VIP(血管作動性腸管ペプチド):CIRSと免疫研究における神経ペプチド
要約
- What it is: VIP is a 28-amino-acid neuropeptide belonging to the secretin/glucagon superfamily, acting through VPAC1 and VPAC2 receptors to modulate immune function, vasodilation, and neurotransmission.
- CIRS connection: VIP has been central to Dr. Ritchie Shoemaker's Chronic Inflammatory Response Syndrome (CIRS) treatment protocol, where it is used as a final-step intervention to address persistent biotoxin-related inflammation.
- Broad physiology: VIP influences virtually every organ system — from gut motility and pancreatic secretion to circadian rhythm regulation, airway smooth muscle relaxation, and immune cell modulation.
- Anti-inflammatory mechanism: VIP shifts immune responses from Th1/Th17 toward Th2/Treg profiles, inhibits macrophage activation, and reduces production of pro-inflammatory cytokines including TNF-alpha and IL-6.
- Status: Not FDA-approved as a therapeutic. Investigational. Used off-label in CIRS protocols. Aviptadil (synthetic VIP) has been investigated for ARDS/COVID-19.

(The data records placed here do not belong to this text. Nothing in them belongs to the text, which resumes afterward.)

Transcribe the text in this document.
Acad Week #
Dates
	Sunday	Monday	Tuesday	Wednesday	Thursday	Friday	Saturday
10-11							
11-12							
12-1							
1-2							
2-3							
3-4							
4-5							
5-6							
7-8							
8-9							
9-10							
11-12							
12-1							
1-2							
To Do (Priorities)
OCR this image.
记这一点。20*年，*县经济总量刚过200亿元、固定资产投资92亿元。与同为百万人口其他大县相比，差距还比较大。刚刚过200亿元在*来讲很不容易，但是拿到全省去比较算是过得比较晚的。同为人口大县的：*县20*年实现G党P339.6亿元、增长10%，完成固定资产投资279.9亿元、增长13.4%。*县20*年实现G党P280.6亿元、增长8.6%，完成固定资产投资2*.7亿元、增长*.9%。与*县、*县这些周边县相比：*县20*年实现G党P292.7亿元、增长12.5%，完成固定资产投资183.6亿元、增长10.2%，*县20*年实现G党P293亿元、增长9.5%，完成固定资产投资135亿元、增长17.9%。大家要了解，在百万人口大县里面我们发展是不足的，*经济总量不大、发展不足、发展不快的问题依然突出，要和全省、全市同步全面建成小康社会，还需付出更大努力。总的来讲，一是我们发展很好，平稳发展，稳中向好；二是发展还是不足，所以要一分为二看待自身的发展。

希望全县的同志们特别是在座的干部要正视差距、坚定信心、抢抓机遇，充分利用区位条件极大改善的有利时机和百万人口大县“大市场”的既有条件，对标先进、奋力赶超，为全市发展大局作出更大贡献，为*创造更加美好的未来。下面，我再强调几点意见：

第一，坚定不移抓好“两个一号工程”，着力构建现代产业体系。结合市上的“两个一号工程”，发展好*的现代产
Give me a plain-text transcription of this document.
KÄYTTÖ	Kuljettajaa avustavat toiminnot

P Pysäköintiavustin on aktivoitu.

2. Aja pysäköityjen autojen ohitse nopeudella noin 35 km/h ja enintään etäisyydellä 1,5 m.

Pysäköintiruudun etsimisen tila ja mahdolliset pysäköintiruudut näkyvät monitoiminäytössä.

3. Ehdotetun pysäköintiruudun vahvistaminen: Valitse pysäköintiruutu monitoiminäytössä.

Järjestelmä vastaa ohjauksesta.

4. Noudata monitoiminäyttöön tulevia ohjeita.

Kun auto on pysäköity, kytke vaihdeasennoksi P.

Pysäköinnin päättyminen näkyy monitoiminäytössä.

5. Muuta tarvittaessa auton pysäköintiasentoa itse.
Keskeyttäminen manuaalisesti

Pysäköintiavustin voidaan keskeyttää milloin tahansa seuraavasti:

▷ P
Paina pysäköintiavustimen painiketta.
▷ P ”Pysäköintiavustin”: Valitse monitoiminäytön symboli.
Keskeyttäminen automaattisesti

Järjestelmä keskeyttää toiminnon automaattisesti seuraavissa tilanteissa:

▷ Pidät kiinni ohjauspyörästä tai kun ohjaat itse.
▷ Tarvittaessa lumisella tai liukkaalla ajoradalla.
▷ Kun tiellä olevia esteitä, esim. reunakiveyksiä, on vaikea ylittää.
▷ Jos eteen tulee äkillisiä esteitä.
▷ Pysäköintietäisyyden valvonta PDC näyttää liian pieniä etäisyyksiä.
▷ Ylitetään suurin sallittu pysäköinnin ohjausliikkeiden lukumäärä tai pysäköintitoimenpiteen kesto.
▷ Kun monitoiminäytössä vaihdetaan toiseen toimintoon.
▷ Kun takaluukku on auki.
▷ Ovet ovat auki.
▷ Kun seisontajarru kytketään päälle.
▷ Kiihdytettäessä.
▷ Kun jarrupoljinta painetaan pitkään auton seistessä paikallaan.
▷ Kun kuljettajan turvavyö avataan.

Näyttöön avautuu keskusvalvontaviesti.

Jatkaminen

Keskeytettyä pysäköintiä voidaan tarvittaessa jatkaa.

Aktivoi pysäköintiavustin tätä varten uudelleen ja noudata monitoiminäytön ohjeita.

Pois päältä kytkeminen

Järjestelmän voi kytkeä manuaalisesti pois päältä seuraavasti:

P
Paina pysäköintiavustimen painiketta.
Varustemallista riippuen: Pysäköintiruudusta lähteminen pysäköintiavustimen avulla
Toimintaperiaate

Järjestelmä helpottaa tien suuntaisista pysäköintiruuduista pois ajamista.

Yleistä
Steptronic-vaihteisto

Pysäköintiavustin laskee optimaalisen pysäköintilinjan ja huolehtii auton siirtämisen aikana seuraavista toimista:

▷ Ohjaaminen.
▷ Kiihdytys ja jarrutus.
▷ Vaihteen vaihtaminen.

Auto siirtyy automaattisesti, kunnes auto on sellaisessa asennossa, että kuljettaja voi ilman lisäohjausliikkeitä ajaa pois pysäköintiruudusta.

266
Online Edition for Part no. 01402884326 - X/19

For informational purposes only. This article does not constitute medical advice. Consult a qualified healthcare provider for any health-related decisions.
What Is VIP?
Vasoactive intestinal peptide (VIP) is a 28-amino-acid linear neuropeptide first isolated from porcine small intestine by Sami Said and Viktor Mutt in 1970. Despite its name suggesting a primarily gastrointestinal role, VIP is now recognized as one of the most widely distributed neuropeptides in the human body, found throughout the central and peripheral nervous systems, immune system, and multiple organ systems. It belongs to the secretin/glucagon/GHRH superfamily of peptides and shares structural homology with pituitary adenylate cyclase-activating polypeptide (PACAP).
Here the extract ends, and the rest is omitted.